Just pondering this question I discovered this algorithm that works in O(mn) time if the convolutional 2d array is mn.
see how. just computing the same for a 1D case where we need to find the answer of maximum in every window of size k in an array. using deque. See this for more details https://www.geeksforgeeks.org/sliding-window-maximum-maximum-of-all-subarrays-of-size-k/
Assume in 2D case k is filter size , stride is 1 0 padding and n*m matrix.

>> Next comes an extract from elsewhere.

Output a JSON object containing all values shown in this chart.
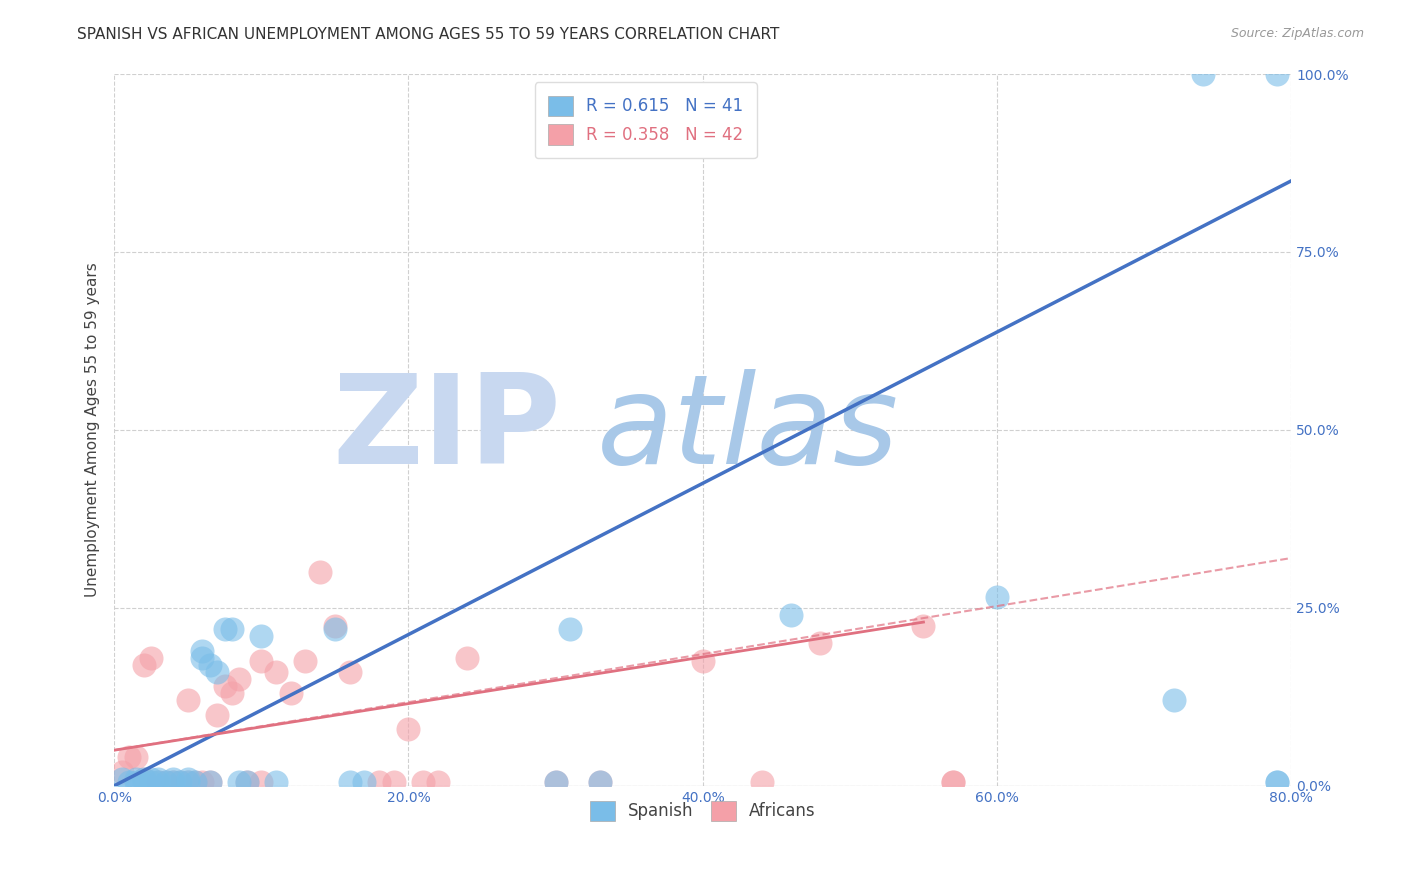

Step1 then computing max of all window of size k gives the answer of maximum window of size k in each row. after computing this over all rows.
Step2 After that in transformed matrix do the same for columns that is maximum in sliding window of size k over each column in the modified matrix. After repeating that you will get maximum of whole sub array of size k*k which start at cell i ,j as top left corner and i+k-1 , j+k-1 as bottom right corner in position i,j of the matrix.
Proof is simple.
when you have maximum of k rows then computing maximum in a window of size k over column gives the maximum over whole matrix.
Example
5 3 2 1 4
2 3 1 5 3
1 2 3 4 6
1 2 3 4 5
5 4 3 2 1
assume n=5 m=5 and k=3.
modified matrix looks like
5 3 4
3 5 3
3 4 6
3 4 5
5 4 3
Further applying step2 looks like.
5 5 6
3 5 6
5 4 6
And that's it we have max pooling layer in front of us.
Is it a good algorithm that can bring optimization to the CNN models or is there any better existing algorithm for this? Please post your opinion?